Today will start the Pan AM Games,

Brazil, Puerto Rico, Argentina (Not too sure that the best players outside the NBA will be there?), Republic Dominic and USA (Colllege team, with Okafor and Warrick playing).

Brazil team will be our best (our NT coach best, and health players) without Nene and Leandrinho

What do you all think?


----------



## ltrain99 (Apr 27, 2003)

Warrick didnt make the team.


----------



## JGKoblenz (Jul 19, 2002)

Argentina will have the same squad they used in the South American Championship.

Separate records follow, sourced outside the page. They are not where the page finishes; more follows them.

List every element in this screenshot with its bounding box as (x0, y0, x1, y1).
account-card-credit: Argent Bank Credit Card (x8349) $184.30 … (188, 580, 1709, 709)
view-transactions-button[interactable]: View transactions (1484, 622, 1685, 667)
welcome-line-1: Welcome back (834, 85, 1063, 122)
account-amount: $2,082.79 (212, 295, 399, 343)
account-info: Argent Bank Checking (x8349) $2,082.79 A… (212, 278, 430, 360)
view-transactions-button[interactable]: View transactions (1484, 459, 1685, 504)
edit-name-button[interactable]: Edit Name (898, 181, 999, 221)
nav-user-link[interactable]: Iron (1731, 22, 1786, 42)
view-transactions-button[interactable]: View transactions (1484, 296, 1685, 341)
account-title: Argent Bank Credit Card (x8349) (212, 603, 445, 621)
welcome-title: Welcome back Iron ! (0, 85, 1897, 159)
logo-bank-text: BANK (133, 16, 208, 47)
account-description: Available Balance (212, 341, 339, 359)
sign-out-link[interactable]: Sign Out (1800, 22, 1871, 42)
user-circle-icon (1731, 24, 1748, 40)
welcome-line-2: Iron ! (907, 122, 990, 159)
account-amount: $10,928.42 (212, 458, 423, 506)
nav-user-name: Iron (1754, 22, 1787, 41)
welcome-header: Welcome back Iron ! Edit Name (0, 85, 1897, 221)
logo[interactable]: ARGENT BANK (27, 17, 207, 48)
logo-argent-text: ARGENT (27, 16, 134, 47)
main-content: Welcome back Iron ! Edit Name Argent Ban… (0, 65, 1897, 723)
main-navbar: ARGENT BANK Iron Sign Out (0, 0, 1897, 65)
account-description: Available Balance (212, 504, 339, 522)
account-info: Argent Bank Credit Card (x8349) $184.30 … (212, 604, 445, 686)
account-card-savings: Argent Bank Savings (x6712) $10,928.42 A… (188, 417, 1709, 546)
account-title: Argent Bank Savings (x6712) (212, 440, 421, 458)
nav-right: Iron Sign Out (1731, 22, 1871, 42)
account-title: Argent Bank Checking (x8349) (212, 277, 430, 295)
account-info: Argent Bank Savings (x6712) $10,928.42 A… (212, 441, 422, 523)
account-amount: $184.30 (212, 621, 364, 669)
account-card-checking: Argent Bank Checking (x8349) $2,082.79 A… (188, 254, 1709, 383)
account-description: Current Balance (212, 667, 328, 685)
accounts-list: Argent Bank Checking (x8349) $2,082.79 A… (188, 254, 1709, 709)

My early candidates are USA and Brazil.


----------



## pizzoni (Mar 27, 2003)

*Brazil won Canada*

Brazil NT, kick Canada 2nd team ***.

Guilherme Giovannoni and Tiago Spliter played well;
Varejão had an of game, but in the end got two important block;

Alex, Andre Bambu and Renato played also well,

I didn´t like Valtinho and Marcelinho´s game I think that hey can play a lot better.

Pizzoni


----------



## guilherme.rcf (Mar 4, 2003)

Brazil won over Mexico and the USA lost to Puerto Rico


----------



## pizzoni (Mar 27, 2003)

*Box scores*

Where I can read the box scores of the Pan Am Games????

I know I can read the box score of the USA team in the Internet.

Our federation should have do it a better job..


----------



## PacersFANBrasil (Aug 15, 2003)

You cant find the box scores of games in the PAN AM oficial site santodomingo2003.com

Nice work from the Brazilian Boys !!!!!!!!!


Guilherme is truely NBA material!!!!!!!!!!!


----------